I watched this again last weekend with Alison, who had never seen it. Nothing makes me happier than watching a good movie with someone experiencing it for the first time. This was, of course, no disappointment. The Way We Were never is. It was a Sunday afternoon. We drank beer, made stuffed tomatoes, and cried over Katie and Hubbell and Hollywood and ice boxes and desperate phone calls. Yes, we said with knowing nods and furrowed brows. We have been there.
Barbara Streisand is never better and Robert Redford is DREAMY. The original Brad Pitt, if you will. Don't believe me? Skip to the white turtleneck sweater scene, the part when Hubbell tells Katie that 'he sold one' and Katie babbles over Mrs. Kingston marrying the Duke of Windsor. Da-reamy.
The beauty of The Way We Were really exists in its truth. Girls like Katie don't end up with guys like Hubbell. And that is okay. Beautiful even. As retold by Miss Bradshaw and company, this movie is really about the curly haired girls. The Katies of this world. Yes, its a love story and the telling of the relationship is quite important, but the story really exists in Katie.
Katie speaks her mind, fights for her causes, forms rallies and demands that everyone around her follow suit. She is the political girl, the working girl, the smart girl. She is the type of girl who made friends with her professors and spent her Saturday nights volunteering or writing grants or working her third job. Katie was a caterer at her homecoming dance, and of course didn't have a date.

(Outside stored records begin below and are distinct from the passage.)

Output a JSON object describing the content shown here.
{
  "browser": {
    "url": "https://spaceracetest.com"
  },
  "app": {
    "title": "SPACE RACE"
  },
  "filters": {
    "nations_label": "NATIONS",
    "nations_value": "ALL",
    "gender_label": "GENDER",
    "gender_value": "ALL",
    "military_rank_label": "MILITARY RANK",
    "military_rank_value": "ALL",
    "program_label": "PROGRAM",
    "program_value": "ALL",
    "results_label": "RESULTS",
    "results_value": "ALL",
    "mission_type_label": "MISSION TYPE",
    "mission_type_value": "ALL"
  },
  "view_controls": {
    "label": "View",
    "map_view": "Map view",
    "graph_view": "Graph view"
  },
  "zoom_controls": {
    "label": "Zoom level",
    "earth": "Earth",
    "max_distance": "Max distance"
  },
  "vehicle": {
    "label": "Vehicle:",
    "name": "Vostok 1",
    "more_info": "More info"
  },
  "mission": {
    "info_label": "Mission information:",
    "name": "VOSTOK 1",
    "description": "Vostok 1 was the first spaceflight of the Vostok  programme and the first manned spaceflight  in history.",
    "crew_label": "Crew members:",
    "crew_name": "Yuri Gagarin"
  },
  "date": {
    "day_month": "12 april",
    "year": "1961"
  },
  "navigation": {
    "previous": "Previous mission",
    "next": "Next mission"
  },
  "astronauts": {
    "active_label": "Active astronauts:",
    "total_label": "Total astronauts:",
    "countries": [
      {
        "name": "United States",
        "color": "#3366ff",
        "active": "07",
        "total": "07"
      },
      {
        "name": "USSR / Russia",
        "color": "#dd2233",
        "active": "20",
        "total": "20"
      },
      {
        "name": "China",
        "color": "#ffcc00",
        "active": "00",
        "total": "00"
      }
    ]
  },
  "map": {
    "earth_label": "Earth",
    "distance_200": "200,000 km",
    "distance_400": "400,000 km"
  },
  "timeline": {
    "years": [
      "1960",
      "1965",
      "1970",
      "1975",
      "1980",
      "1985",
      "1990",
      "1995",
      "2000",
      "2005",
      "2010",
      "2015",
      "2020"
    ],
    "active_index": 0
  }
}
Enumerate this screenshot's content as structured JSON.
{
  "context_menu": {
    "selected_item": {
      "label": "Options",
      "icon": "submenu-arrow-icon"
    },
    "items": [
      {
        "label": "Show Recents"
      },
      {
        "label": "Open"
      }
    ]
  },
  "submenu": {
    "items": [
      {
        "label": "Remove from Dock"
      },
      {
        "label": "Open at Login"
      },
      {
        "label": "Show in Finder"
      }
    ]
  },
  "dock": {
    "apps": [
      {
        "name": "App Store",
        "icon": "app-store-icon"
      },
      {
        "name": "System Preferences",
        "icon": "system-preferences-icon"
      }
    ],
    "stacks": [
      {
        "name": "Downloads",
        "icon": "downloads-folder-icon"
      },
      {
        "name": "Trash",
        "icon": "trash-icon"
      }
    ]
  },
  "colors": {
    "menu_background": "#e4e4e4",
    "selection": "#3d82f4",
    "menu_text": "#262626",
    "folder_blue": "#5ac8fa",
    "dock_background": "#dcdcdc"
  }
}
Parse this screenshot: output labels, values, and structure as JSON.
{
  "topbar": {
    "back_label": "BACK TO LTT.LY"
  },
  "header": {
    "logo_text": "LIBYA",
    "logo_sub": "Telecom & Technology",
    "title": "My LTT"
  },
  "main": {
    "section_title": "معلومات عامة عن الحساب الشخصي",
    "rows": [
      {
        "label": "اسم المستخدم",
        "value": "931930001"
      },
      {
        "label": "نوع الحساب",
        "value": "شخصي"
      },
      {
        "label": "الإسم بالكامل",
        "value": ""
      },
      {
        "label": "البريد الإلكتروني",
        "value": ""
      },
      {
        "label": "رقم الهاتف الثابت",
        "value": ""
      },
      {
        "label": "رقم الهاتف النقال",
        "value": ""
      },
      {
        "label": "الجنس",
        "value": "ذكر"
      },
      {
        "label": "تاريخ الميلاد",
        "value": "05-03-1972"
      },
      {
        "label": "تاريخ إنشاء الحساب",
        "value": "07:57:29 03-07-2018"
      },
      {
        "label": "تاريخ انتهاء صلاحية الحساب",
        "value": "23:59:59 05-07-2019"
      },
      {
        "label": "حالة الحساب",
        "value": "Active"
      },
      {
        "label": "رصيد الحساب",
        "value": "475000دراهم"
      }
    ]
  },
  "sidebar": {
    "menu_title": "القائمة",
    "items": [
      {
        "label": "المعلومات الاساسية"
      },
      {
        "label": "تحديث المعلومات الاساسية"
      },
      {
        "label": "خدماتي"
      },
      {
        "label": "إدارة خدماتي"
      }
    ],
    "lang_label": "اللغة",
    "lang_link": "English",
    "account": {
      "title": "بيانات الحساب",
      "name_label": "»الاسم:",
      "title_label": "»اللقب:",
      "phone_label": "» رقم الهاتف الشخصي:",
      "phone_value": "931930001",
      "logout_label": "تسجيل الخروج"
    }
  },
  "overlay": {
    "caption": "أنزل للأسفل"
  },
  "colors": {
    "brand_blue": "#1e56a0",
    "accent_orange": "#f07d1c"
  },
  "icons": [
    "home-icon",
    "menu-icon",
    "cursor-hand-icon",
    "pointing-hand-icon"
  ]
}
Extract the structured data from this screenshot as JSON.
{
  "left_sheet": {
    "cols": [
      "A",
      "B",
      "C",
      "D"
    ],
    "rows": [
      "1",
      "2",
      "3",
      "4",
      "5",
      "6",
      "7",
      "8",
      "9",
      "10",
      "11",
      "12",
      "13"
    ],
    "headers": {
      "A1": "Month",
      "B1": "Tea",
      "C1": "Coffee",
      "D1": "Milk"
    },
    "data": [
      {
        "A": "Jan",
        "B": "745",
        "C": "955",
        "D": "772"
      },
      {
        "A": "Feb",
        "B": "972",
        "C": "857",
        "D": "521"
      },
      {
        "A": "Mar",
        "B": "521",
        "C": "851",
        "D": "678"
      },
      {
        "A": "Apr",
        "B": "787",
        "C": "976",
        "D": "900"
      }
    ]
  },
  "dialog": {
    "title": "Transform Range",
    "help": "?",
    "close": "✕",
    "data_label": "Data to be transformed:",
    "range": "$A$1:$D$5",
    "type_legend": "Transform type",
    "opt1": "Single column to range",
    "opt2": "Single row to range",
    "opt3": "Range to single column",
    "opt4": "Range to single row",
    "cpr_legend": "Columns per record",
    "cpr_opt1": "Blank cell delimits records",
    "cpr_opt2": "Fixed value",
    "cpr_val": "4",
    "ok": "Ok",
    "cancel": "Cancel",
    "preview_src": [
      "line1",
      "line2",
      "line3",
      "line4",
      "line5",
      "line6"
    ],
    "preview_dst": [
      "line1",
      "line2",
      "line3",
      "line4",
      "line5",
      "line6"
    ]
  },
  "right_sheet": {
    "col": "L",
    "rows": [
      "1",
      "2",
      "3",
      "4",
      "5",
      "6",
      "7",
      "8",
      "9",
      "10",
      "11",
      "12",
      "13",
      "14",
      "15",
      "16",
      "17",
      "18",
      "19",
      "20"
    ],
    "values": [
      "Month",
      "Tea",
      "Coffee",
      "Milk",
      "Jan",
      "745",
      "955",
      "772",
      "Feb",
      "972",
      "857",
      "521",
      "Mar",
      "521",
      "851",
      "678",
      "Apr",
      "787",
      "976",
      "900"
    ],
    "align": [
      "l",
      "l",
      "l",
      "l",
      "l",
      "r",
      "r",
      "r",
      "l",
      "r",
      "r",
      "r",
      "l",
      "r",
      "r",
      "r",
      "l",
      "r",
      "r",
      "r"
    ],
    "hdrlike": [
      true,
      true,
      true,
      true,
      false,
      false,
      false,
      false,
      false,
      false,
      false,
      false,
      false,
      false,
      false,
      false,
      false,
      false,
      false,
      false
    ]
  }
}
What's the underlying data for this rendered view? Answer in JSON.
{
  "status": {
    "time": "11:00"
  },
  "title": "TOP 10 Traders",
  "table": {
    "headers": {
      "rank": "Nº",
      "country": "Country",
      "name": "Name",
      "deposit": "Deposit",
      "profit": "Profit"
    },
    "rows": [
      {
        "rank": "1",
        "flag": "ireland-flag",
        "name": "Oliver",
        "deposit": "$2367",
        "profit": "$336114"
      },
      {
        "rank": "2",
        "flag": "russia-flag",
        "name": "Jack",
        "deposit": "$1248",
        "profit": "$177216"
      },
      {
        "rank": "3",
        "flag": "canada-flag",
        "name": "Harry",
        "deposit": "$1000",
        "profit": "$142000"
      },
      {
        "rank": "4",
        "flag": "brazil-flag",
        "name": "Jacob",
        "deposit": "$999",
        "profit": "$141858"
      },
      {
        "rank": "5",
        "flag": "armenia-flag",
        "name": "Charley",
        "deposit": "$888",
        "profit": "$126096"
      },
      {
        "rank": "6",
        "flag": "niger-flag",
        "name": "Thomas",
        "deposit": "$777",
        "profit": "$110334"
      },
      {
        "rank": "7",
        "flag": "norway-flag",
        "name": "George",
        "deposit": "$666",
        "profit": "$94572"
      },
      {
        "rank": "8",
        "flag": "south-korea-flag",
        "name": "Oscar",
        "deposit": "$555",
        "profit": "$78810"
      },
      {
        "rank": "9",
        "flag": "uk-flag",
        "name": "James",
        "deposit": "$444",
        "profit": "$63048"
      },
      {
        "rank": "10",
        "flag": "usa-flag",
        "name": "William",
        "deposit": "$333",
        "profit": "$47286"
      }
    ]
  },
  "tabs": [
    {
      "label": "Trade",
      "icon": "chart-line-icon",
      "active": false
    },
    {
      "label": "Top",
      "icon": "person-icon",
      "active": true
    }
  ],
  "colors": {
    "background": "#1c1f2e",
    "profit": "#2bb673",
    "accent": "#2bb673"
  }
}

And while she doesn't want to be part of America The Beautiful (as she calls the popular crowd) she can't help but show just the slightest bit of jealousy. This is where Streisand won us over... she tapped into Katie's human side. Into her one weakness. Hubbell Gardner.
Remember the scene after Hubbell sleeps at her place for the first time? The scene after the photo above? Painful. She loves him, its so obvious. And he says 'thank you for letting me crash.' Hopes his snoring didn't keep her up. Her orange juice and eggs and real coffee make a mockery of the woman who just moments earlier was pulling soldiers into the night club and screaming 'fascist!' at anyone in her way. Buttered toast and a freshly pressed suit coat suddenly cast a desperate light on her world. She begins to fall and we fall right beside her.
The love story is just that...lovely. Our hearts expand when Hubbell kisses her for the first time, in front of the fireplace, while talking about his writing. The beach scenes are epic, the laughter so real. Hubbell loves Katie, he really does, and she never stops adoring him, never stops believing in his work. Her eyes actually sparkle and he is finally able to be himself. Its perfect.
Although, I should mention that this perfect relationship is interrupted by the best scene in this movie, and maybe the best breakup scene of all time. (Loralei and Luke reenacted it during their first breakup, watch that if you haven't yet.) President Roosevelt has just died, and Hubbell's friends can do nothing but make jokes. This drives Katie nuts, always has. She makes a scene and Hubbell leaves her proverbial side. Ouch.
She goes home to her bathrobe and tears, he has a martini with JJ. Then Katie does the unthinkable. The worst thing a girl can do after a breakup, the end-all humiliation of the female heart... she calls him. She asks him to come over. Just until I fall asleep, she says. I promise I won't touch you. I just need my friend to help me through this. Help me through this, Hubbell. So he comes over and she asks why it couldn't be her (the guts, woman!) and you know the rest. He clenches his jaw, turns away, smiles that perfectly white teeth Robert Redford smile, slaps the wall, looks at her in complete exasperation... and takes her back.
The second breakup is less painful, or more-so, depending how you look at it. Its much less passionate, way cleaner, and of course more mature. But it hurts knowing that it really is the end, that Katie is going to DC and that Hubbell really can't love her enough. The Red Scare may have had something to do with it, the maturing I mean. The politics get absolutely crazy, just as they did in that rarely portrayed portion of Hollywood's past, and everyone is forced to reevaluate themselves and their needs. And Katie needs to snap back into her own life. She owes it to herself, who in the end (listen up, girls) is more important than Hubbell.
A few things are confusing in this movie, the biggest being the baby. Hubbell Gardner as absent father? Does that seem odd to anyone else? I can only blame the times, and the bi coastal separation of parents. Yeah? The other is Katie's long red fingernails... wowza. I guess Streisand will always be Streisand. And that's a good thing.
I am lucky enough to live in New York City and have to admit, in complete embarrassment, that I pause to embrace the last scene of The Way We Were every time I pass the Plaza Hotel and its square at 59th and 5th. Your girl is lovely, Hubbell. And then I, like Katie, step back into the city to continue passing out my fliers.